Many Live Events in EverQuest II scale the quests and monsters to the player's level. This way they can offer quests that anyone can play, regardless of level. One problem with this approach: all monsters have to be first triggered by a player, so the game knows what level to create the monster.
What if instead of scaling the monster to the player's level, we had a certain class of monsters where the damage you deal was scaled up or down to match the monsters nominal level. The monster would also deal damage in a manner that scaled to the player's level. (Out-of-group player-to-player healing would still be a problem, so perhaps the game would lock all such encounters.) This way it wouldn't matter what level you are.
The player's level itself shouldn't scale, so their relationship with the surrounding zone would be unchanged.
This could open up a whole new set of scenarios. Imagine a huge lag inducing gnoll army starts to march on Qeynos. The entire server can join in on the fight without worrying about level 80s trivializing the fight by rounding up the entire zone and AOEing them. Low level players can even join in. And the monsters can roam around and aggro using normal game mechanics without having to be "force spawned" first.
This would be a neat way to provide story-based content that the entire server can enjoy and play together, without excluding people based on level. Because existing content continues to have level, the sense of progression that the leveling mechanic confers is not eliminated.

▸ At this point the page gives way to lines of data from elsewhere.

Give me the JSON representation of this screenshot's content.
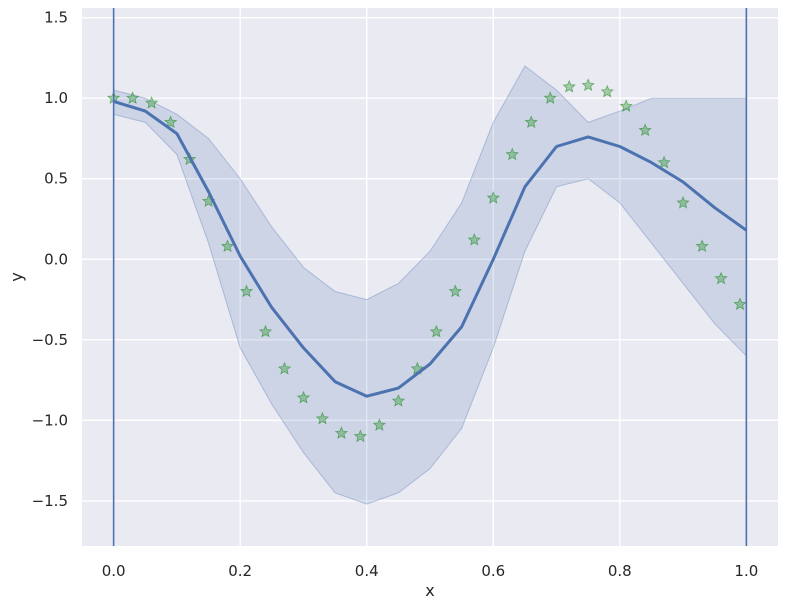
{
  "chart_data": {
    "type": "line",
    "title": "",
    "xlabel": "x",
    "ylabel": "y",
    "xlim": [
      -0.05,
      1.05
    ],
    "ylim": [
      -1.78,
      1.56
    ],
    "x_ticks": [
      0.0,
      0.2,
      0.4,
      0.6,
      0.8,
      1.0
    ],
    "x_tick_labels": [
      "0.0",
      "0.2",
      "0.4",
      "0.6",
      "0.8",
      "1.0"
    ],
    "y_ticks": [
      -1.5,
      -1.0,
      -0.5,
      0.0,
      0.5,
      1.0,
      1.5
    ],
    "y_tick_labels": [
      "−1.5",
      "−1.0",
      "−0.5",
      "0.0",
      "0.5",
      "1.0",
      "1.5"
    ],
    "grid": true,
    "vlines": [
      0.0,
      1.0
    ],
    "colors": {
      "background": "#eaeaf2",
      "grid": "#ffffff",
      "mean_line": "#4c72b0",
      "band": "#4c72b0",
      "observations": "#008000"
    },
    "mean_curve": {
      "x": [
        0.0,
        0.05,
        0.1,
        0.15,
        0.2,
        0.25,
        0.3,
        0.35,
        0.4,
        0.45,
        0.5,
        0.55,
        0.6,
        0.65,
        0.7,
        0.75,
        0.8,
        0.85,
        0.9,
        0.95,
        1.0
      ],
      "y": [
        0.98,
        0.92,
        0.78,
        0.42,
        0.02,
        -0.3,
        -0.55,
        -0.76,
        -0.85,
        -0.8,
        -0.65,
        -0.42,
        0.0,
        0.45,
        0.7,
        0.76,
        0.7,
        0.6,
        0.48,
        0.32,
        0.18
      ]
    },
    "upper_band": {
      "x": [
        0.0,
        0.05,
        0.1,
        0.15,
        0.2,
        0.25,
        0.3,
        0.35,
        0.4,
        0.45,
        0.5,
        0.55,
        0.6,
        0.65,
        0.7,
        0.75,
        0.8,
        0.85,
        0.9,
        0.95,
        1.0
      ],
      "y": [
        1.05,
        1.0,
        0.9,
        0.75,
        0.5,
        0.2,
        -0.05,
        -0.2,
        -0.25,
        -0.15,
        0.05,
        0.35,
        0.85,
        1.2,
        1.05,
        0.85,
        0.92,
        1.0,
        1.0,
        1.0,
        1.0
      ]
    },
    "lower_band": {
      "x": [
        0.0,
        0.05,
        0.1,
        0.15,
        0.2,
        0.25,
        0.3,
        0.35,
        0.4,
        0.45,
        0.5,
        0.55,
        0.6,
        0.65,
        0.7,
        0.75,
        0.8,
        0.85,
        0.9,
        0.95,
        1.0
      ],
      "y": [
        0.9,
        0.85,
        0.65,
        0.1,
        -0.55,
        -0.9,
        -1.2,
        -1.45,
        -1.52,
        -1.45,
        -1.3,
        -1.05,
        -0.55,
        0.05,
        0.45,
        0.5,
        0.35,
        0.1,
        -0.15,
        -0.4,
        -0.6
      ]
    },
    "observations": {
      "x": [
        0.0,
        0.03,
        0.06,
        0.09,
        0.12,
        0.15,
        0.18,
        0.21,
        0.24,
        0.27,
        0.3,
        0.33,
        0.36,
        0.39,
        0.42,
        0.45,
        0.48,
        0.51,
        0.54,
        0.57,
        0.6,
        0.63,
        0.66,
        0.69,
        0.72,
        0.75,
        0.78,
        0.81,
        0.84,
        0.87,
        0.9,
        0.93,
        0.96,
        0.99
      ],
      "y": [
        1.0,
        1.0,
        0.97,
        0.85,
        0.62,
        0.36,
        0.08,
        -0.2,
        -0.45,
        -0.68,
        -0.86,
        -0.99,
        -1.08,
        -1.1,
        -1.03,
        -0.88,
        -0.68,
        -0.45,
        -0.2,
        0.12,
        0.38,
        0.65,
        0.85,
        1.0,
        1.07,
        1.08,
        1.04,
        0.95,
        0.8,
        0.6,
        0.35,
        0.08,
        -0.12,
        -0.28
      ]
    }
  }
}
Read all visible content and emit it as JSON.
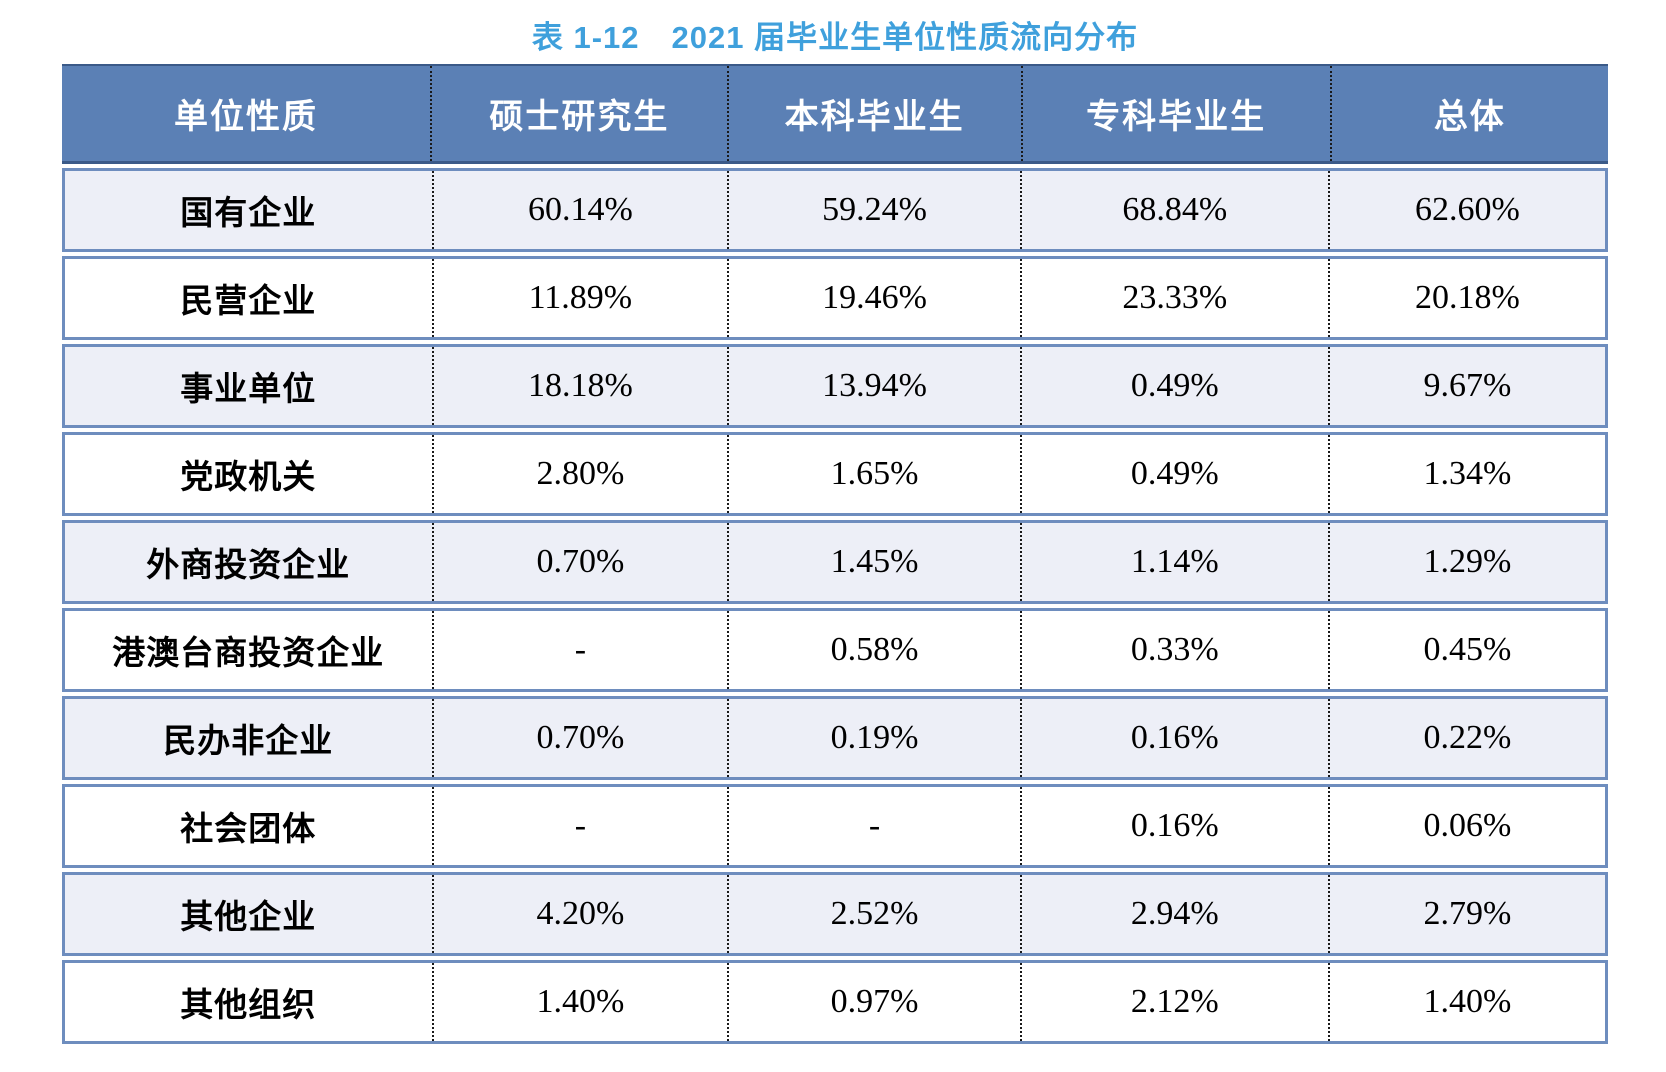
{
  "caption": "表 1-12　2021 届毕业生单位性质流向分布",
  "chart_data": {
    "type": "table",
    "title": "表 1-12　2021 届毕业生单位性质流向分布",
    "columns": [
      "单位性质",
      "硕士研究生",
      "本科毕业生",
      "专科毕业生",
      "总体"
    ],
    "rows": [
      {
        "label": "国有企业",
        "values": [
          "60.14%",
          "59.24%",
          "68.84%",
          "62.60%"
        ]
      },
      {
        "label": "民营企业",
        "values": [
          "11.89%",
          "19.46%",
          "23.33%",
          "20.18%"
        ]
      },
      {
        "label": "事业单位",
        "values": [
          "18.18%",
          "13.94%",
          "0.49%",
          "9.67%"
        ]
      },
      {
        "label": "党政机关",
        "values": [
          "2.80%",
          "1.65%",
          "0.49%",
          "1.34%"
        ]
      },
      {
        "label": "外商投资企业",
        "values": [
          "0.70%",
          "1.45%",
          "1.14%",
          "1.29%"
        ]
      },
      {
        "label": "港澳台商投资企业",
        "values": [
          "-",
          "0.58%",
          "0.33%",
          "0.45%"
        ]
      },
      {
        "label": "民办非企业",
        "values": [
          "0.70%",
          "0.19%",
          "0.16%",
          "0.22%"
        ]
      },
      {
        "label": "社会团体",
        "values": [
          "-",
          "-",
          "0.16%",
          "0.06%"
        ]
      },
      {
        "label": "其他企业",
        "values": [
          "4.20%",
          "2.52%",
          "2.94%",
          "2.79%"
        ]
      },
      {
        "label": "其他组织",
        "values": [
          "1.40%",
          "0.97%",
          "2.12%",
          "1.40%"
        ]
      }
    ]
  },
  "colors": {
    "title_text": "#3FA0DC",
    "header_bg": "#5B80B5",
    "header_edge": "#3B5A88",
    "header_text": "#FFFFFF",
    "row_border": "#6E8DBE",
    "alt_row_bg": "#EDEFF7",
    "row_bg": "#FFFFFF",
    "body_text": "#000000"
  }
}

Would such a system be workable?
Final Fantasy XI had something quite like I envisioned several years back when they unleashed the Twinkling Treants upon us. However, instead of scaling damage, they forced players to mentor down to a specific level in order to fight it. This allowed everyone to participate, but it did have the drawback that you had to explicitly look for a guard to grant you the buff you needed to fight the monster first, instead of simply joining in while running by (which would be more immersive and make it more likely for the event to gather participants.)